Quarterback Tajh Boyd has developed into one of the elite signal-callers in the game. This season, the strong-armed junior completed 251 of his 377 passes for 3,550 yards, a completion rate of 66.6 percent, 34 touchdowns passes and 13 interceptions.
Boyd’s quick feet and mobility skills have always been a big part of his game, but over the last two seasons he has developed outstanding accuracy skills from the pocket. He also has the arm strength to make all the throws downfield.
Plus, he has a fantastic array of receivers.
Junior wide receiver DeAndre Hopkins is a future first round draft choice and the 6-2, 215-pound end caught 69 passes for 1,214 yards and 16 touchdowns this season.
Sophomore standout Sammy Watkins played in just nine games, but was able to grab 57 passes for 708 yards and three scores. Senior tight end Brandon Ford is also a very effective middle range target and he caught 33 passes for 253 yards in 2012.
Unless LSU can get a really good pass rush from Barkevious Mingo, Sam Montgomery and Bennie Logan, the Clemson passing attack will be very hard to slow down.
Clemson is averaging 42.3 points per game, but the problem is that Clemson’s defense is giving up 24.9 points per game.
I don’t see the LSU defense slowing down Clemson’s passing attack, but in watching film on Clemson’s defense I don’t see them being able to match up well against LSU’s huge offensive line and the rushing skills of Jeremy Hill, Michael Ford, Spencer Ware and Kenny Hilliard.
LSU’s defense, which is filled with NFL talent in Mingo, Montgomery, Logan, Kevin Minter, Eric Reid and Tharold Simon, must come up with some big stops and turnovers to aid their offense.

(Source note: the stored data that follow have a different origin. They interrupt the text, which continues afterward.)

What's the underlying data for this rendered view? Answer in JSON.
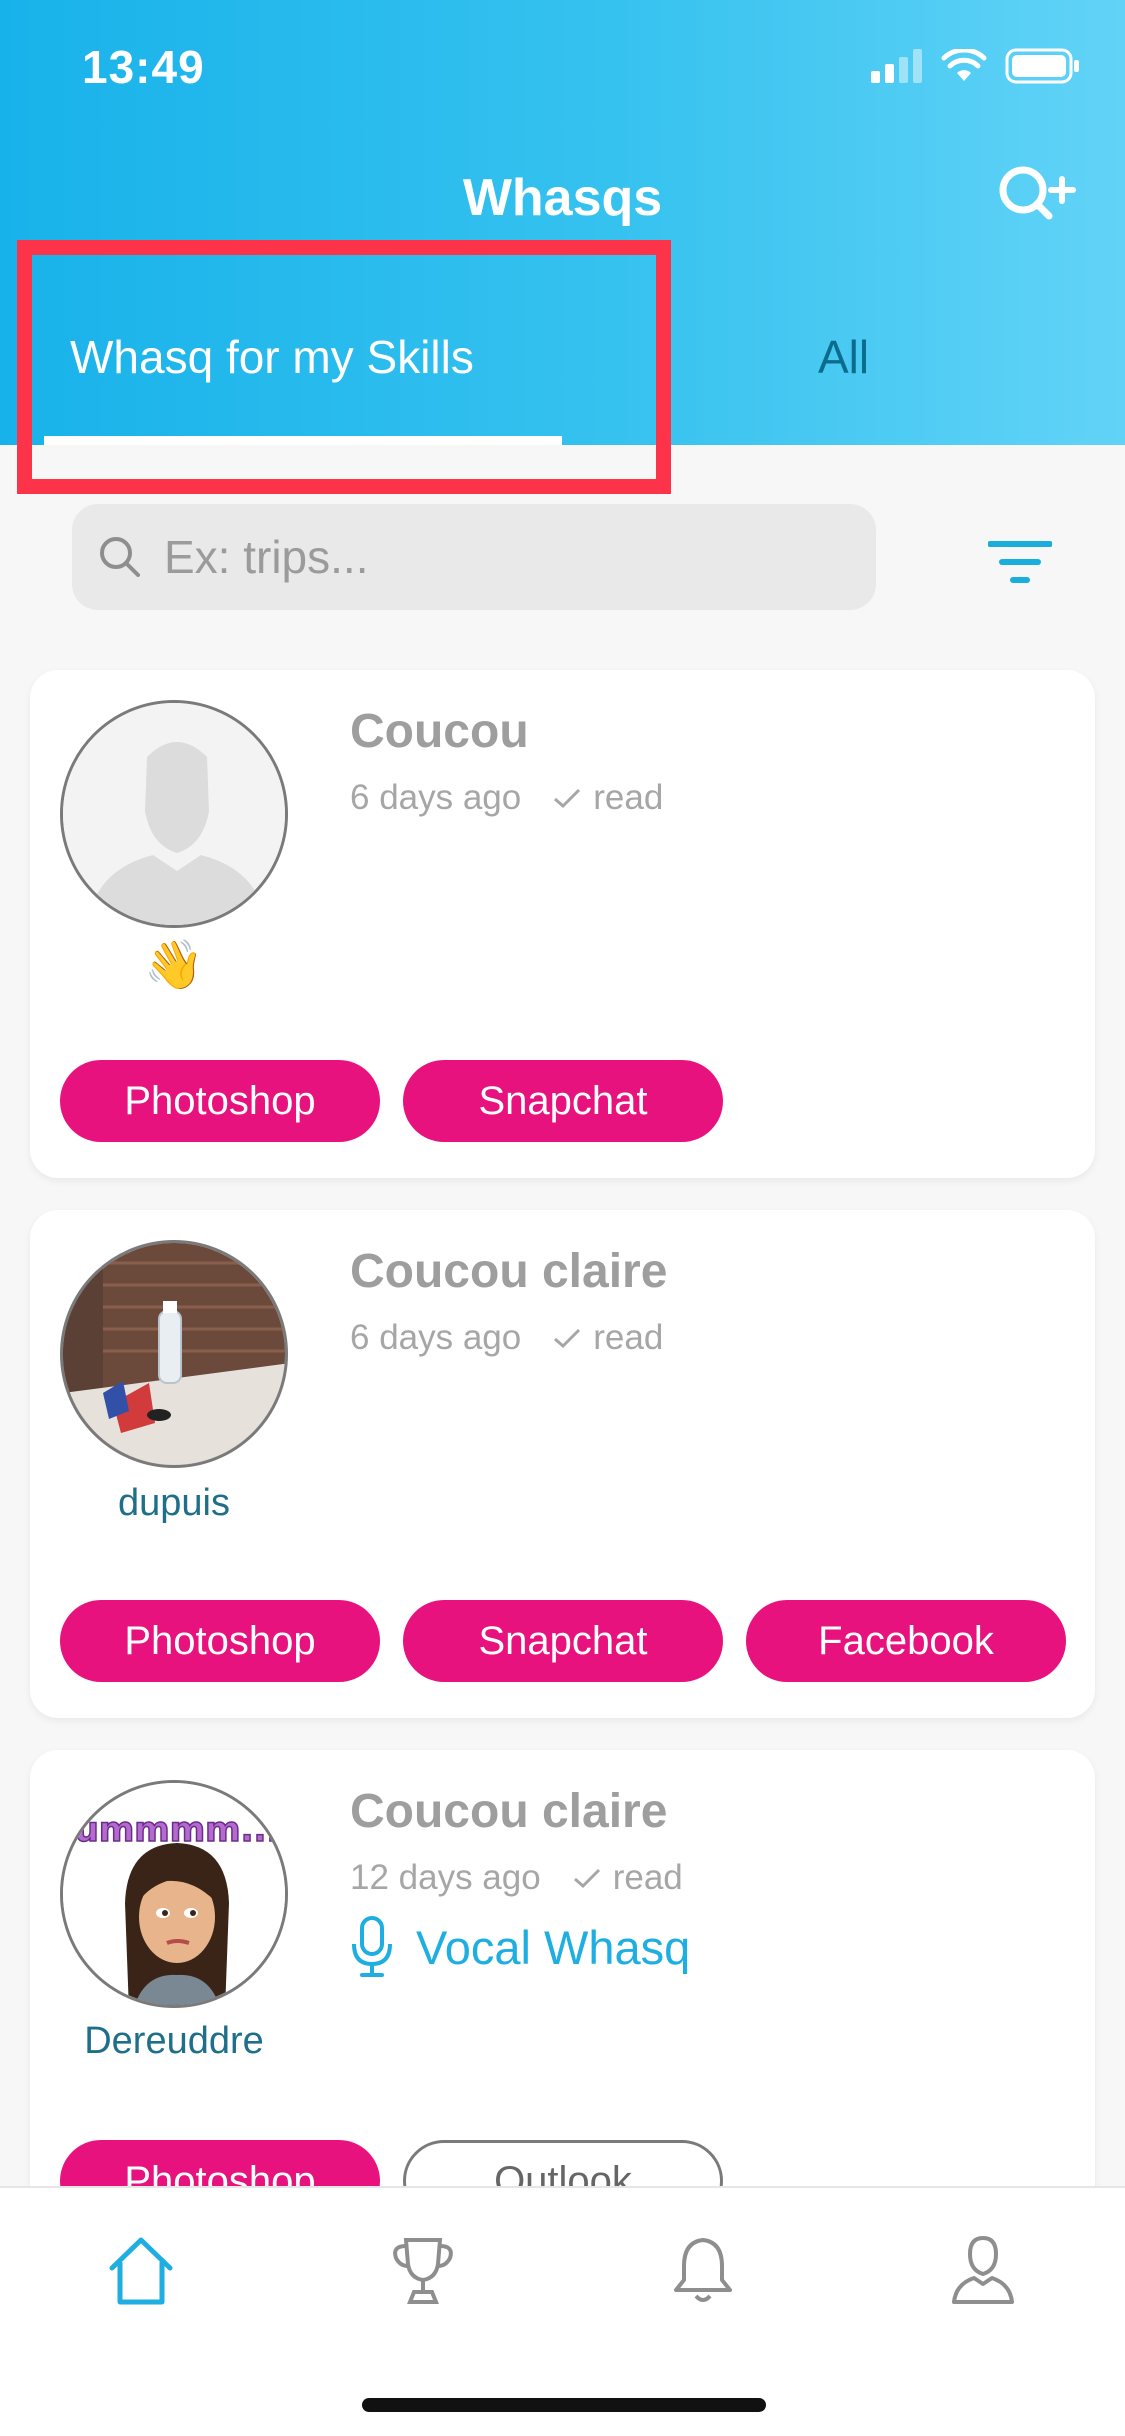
{
  "status_bar": {
    "time": "13:49"
  },
  "header": {
    "title": "Whasqs"
  },
  "tabs": [
    {
      "label": "Whasq for my Skills"
    },
    {
      "label": "All"
    }
  ],
  "search": {
    "placeholder": "Ex: trips..."
  },
  "cards": [
    {
      "author": "👋",
      "title": "Coucou",
      "time": "6 days ago",
      "status": "read",
      "vocal": "",
      "tags": [
        "Photoshop",
        "Snapchat"
      ]
    },
    {
      "author": "dupuis",
      "title": "Coucou claire",
      "time": "6 days ago",
      "status": "read",
      "vocal": "",
      "tags": [
        "Photoshop",
        "Snapchat",
        "Facebook"
      ]
    },
    {
      "author": "Dereuddre",
      "title": "Coucou claire",
      "time": "12 days ago",
      "status": "read",
      "vocal": "Vocal Whasq",
      "tags": [
        "Photoshop",
        "Outlook"
      ],
      "avatar_sticker_text": "ummmm..."
    }
  ],
  "colors": {
    "header_start": "#18b2ea",
    "header_end": "#62d3f7",
    "tag": "#e8127e",
    "highlight": "#fc3349",
    "accent": "#1eaee2"
  },
  "icons": {
    "status": [
      "signal-icon",
      "wifi-icon",
      "battery-icon"
    ],
    "tabbar": [
      "home-icon",
      "trophy-icon",
      "bell-icon",
      "profile-icon"
    ]
  }
}
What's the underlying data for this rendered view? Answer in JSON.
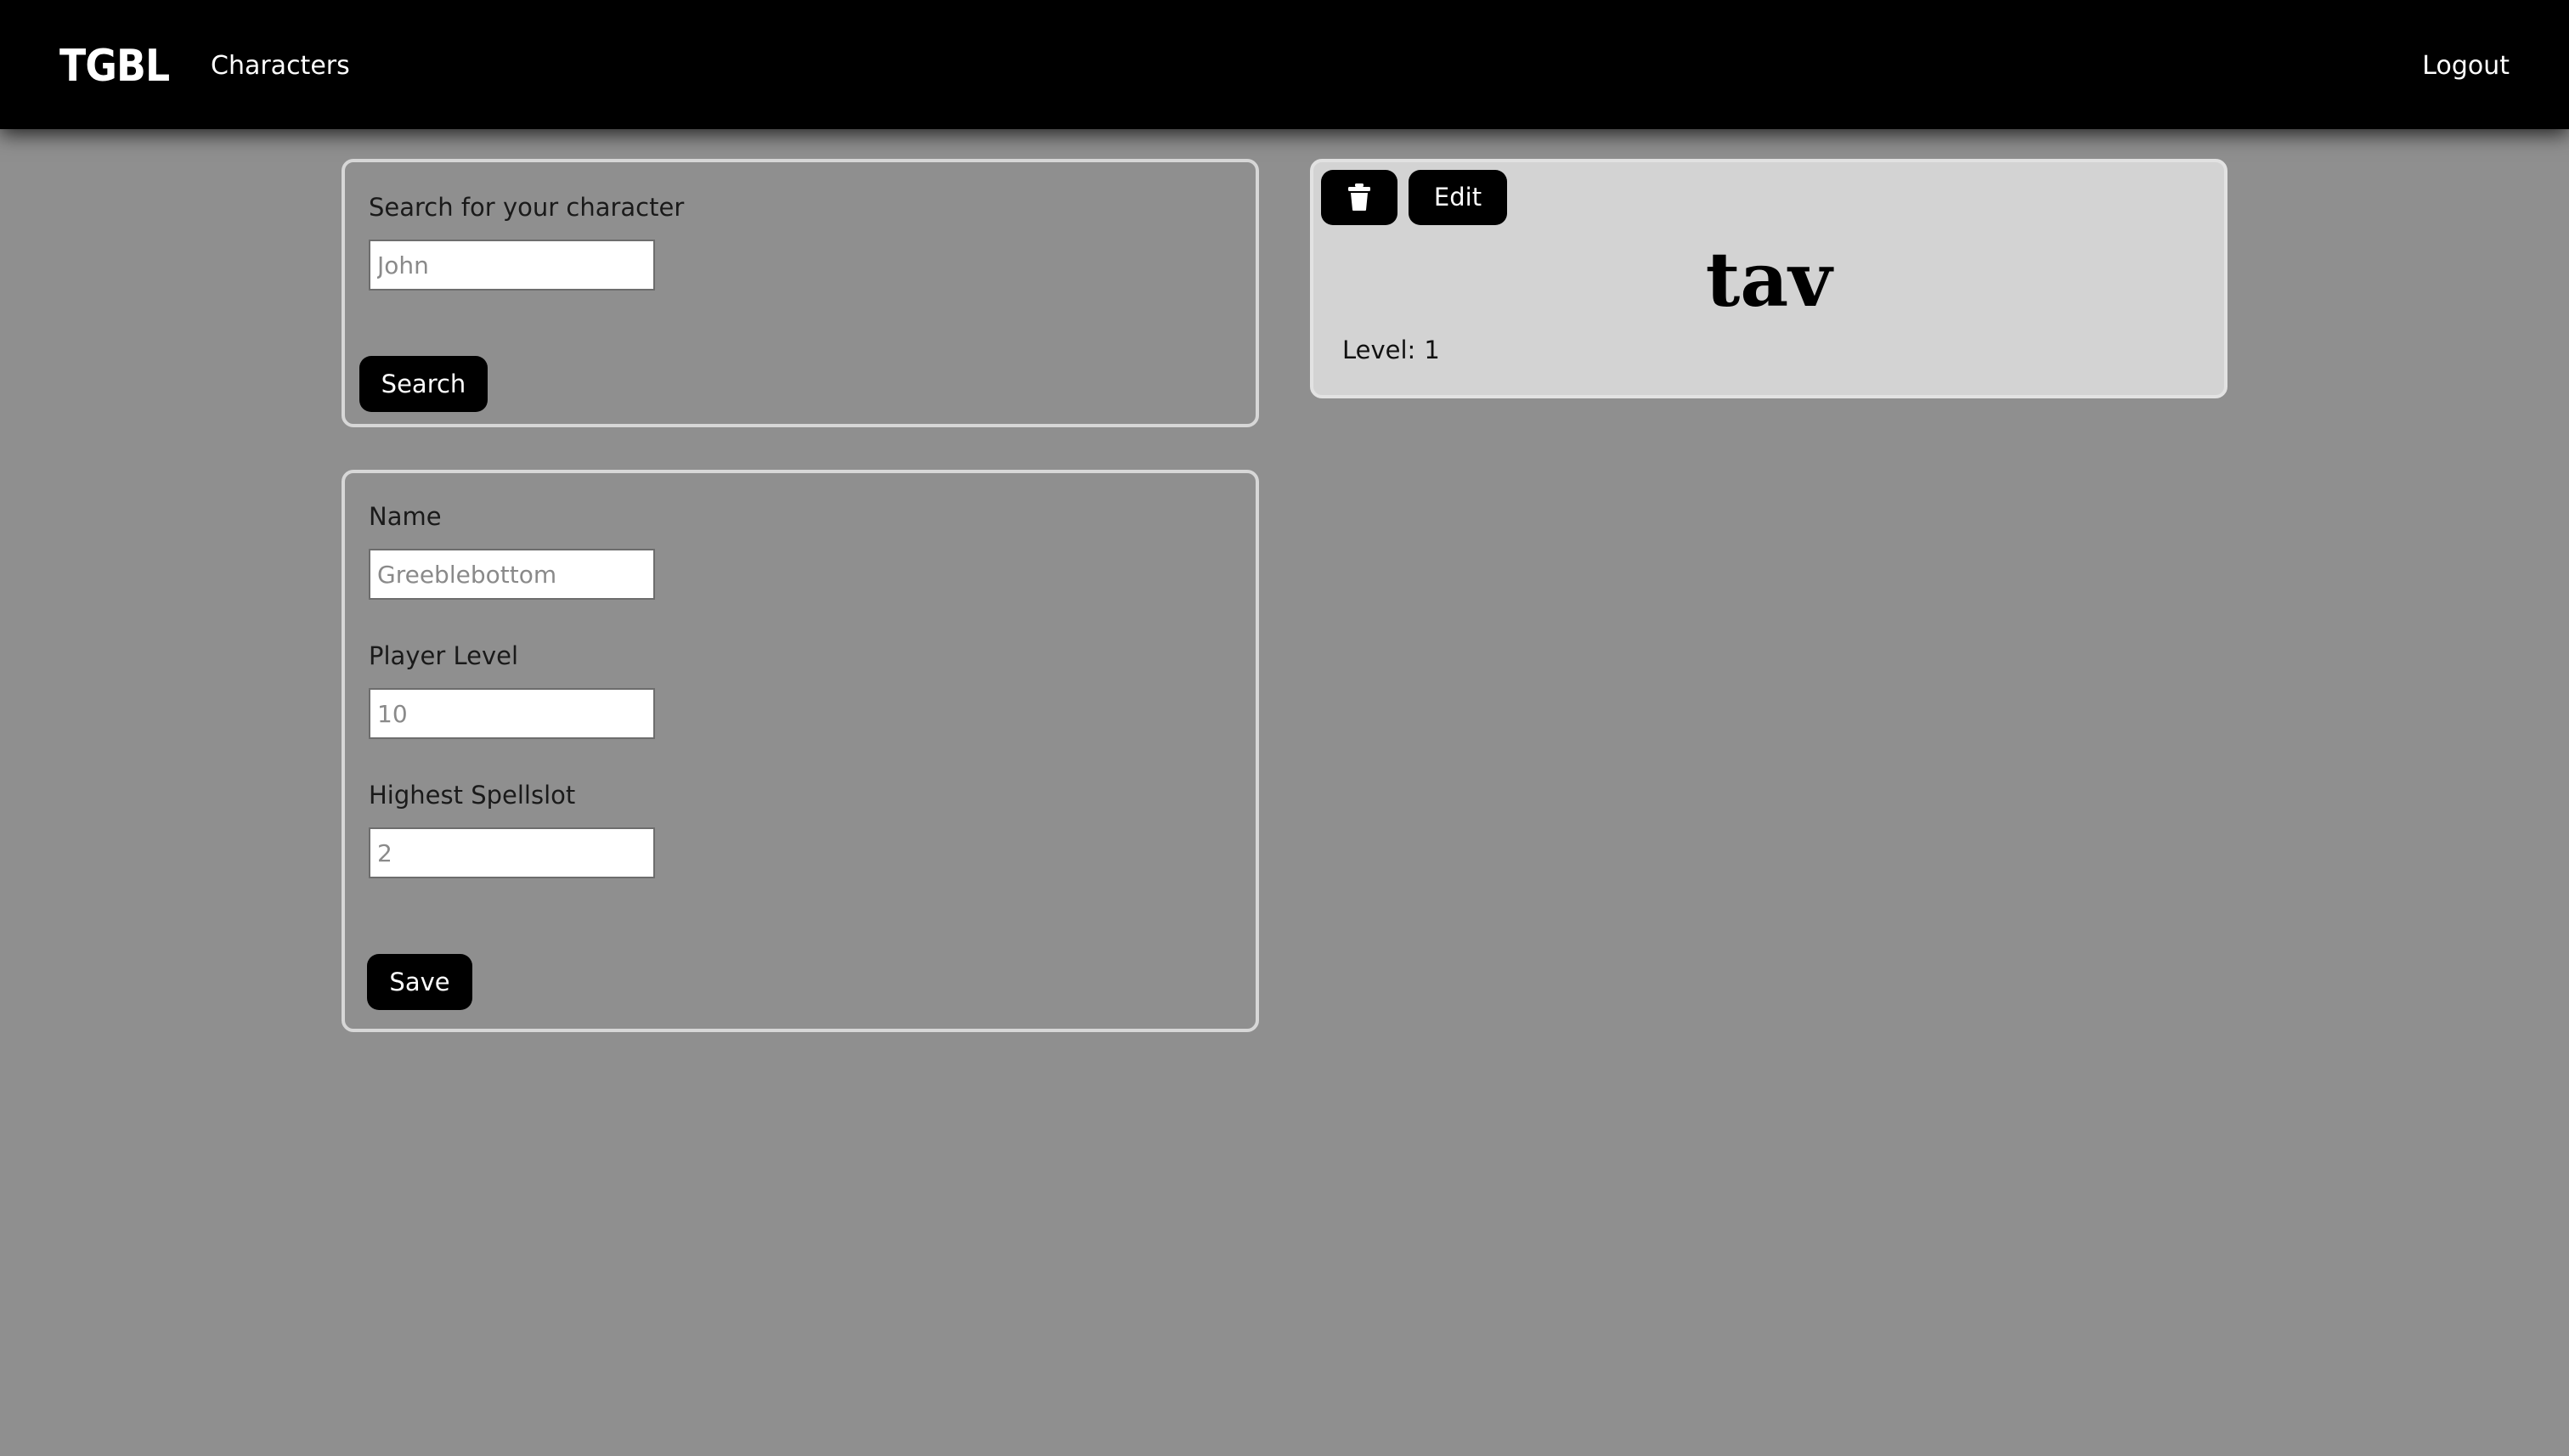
{
  "nav": {
    "brand": "TGBL",
    "characters_link": "Characters",
    "logout_link": "Logout"
  },
  "search": {
    "label": "Search for your character",
    "placeholder": "John",
    "button_label": "Search"
  },
  "character_form": {
    "name_label": "Name",
    "name_placeholder": "Greeblebottom",
    "level_label": "Player Level",
    "level_placeholder": "10",
    "spellslot_label": "Highest Spellslot",
    "spellslot_placeholder": "2",
    "save_label": "Save"
  },
  "character_card": {
    "delete_icon": "trash-icon",
    "edit_label": "Edit",
    "name": "tav",
    "level_label": "Level:",
    "level_value": "1"
  },
  "colors": {
    "page_background": "#8f8f8f",
    "navbar": "#000000",
    "card_background": "#d3d3d3",
    "panel_border": "#d7d7d7",
    "button": "#000000"
  }
}
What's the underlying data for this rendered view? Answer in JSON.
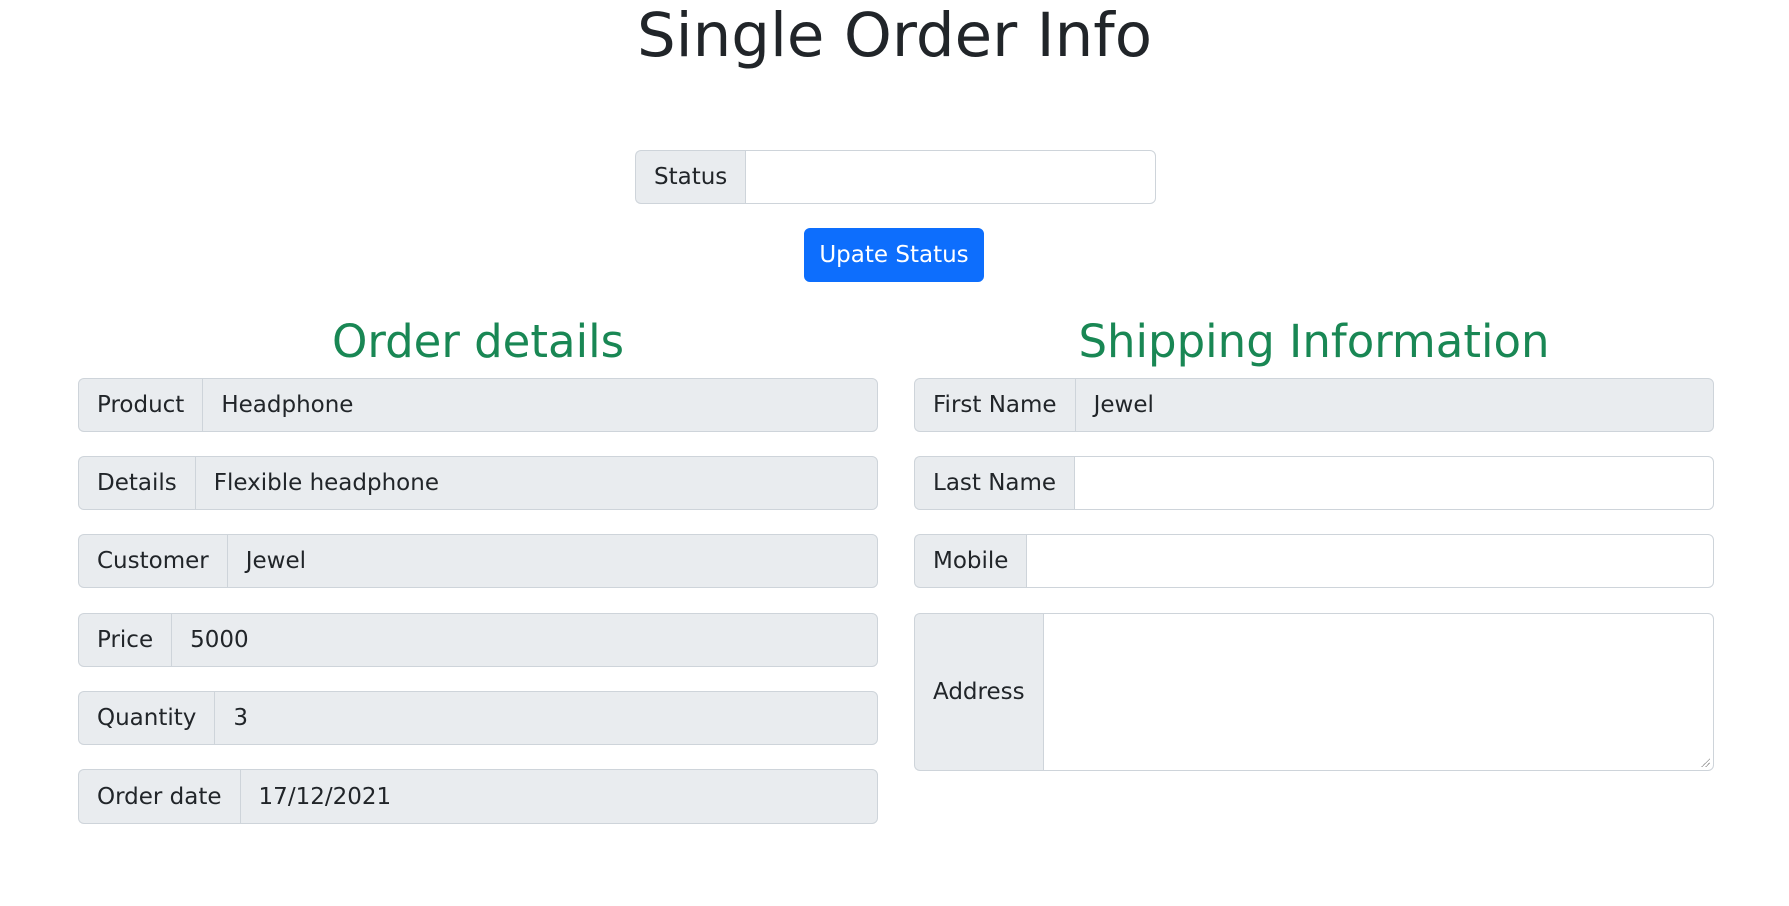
{
  "page": {
    "title": "Single Order Info"
  },
  "status_form": {
    "label": "Status",
    "value": "",
    "button_label": "Upate Status"
  },
  "order_details": {
    "title": "Order details",
    "fields": [
      {
        "label": "Product",
        "value": "Headphone"
      },
      {
        "label": "Details",
        "value": "Flexible headphone"
      },
      {
        "label": "Customer",
        "value": "Jewel"
      },
      {
        "label": "Price",
        "value": "5000"
      },
      {
        "label": "Quantity",
        "value": "3"
      },
      {
        "label": "Order date",
        "value": "17/12/2021"
      }
    ]
  },
  "shipping": {
    "title": "Shipping Information",
    "first_name": {
      "label": "First Name",
      "value": "Jewel"
    },
    "last_name": {
      "label": "Last Name",
      "value": ""
    },
    "mobile": {
      "label": "Mobile",
      "value": ""
    },
    "address": {
      "label": "Address",
      "value": ""
    }
  },
  "colors": {
    "primary": "#0d6efd",
    "section_title": "#198754",
    "addon_bg": "#e9ecef",
    "border": "#ced4da"
  }
}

The one thing that has held true for many years is something former Oklahoma head coach Barry Switzer told me many years ago.
"The team you see in late November you never see again in late December or January. You either get better or worse and sometimes you can’t gauge what happens even when a team is practicing in those weeks leading up to a bowl game," he said. "It’s a long time between games and there are distractions that you can’t really put your finger on. I always think that certain coaches can get teams focused in that time frame and others have difficulties. But in the football world nothing stays the same from November to January."
The one thing that would surprise me would be a defensive oriented game.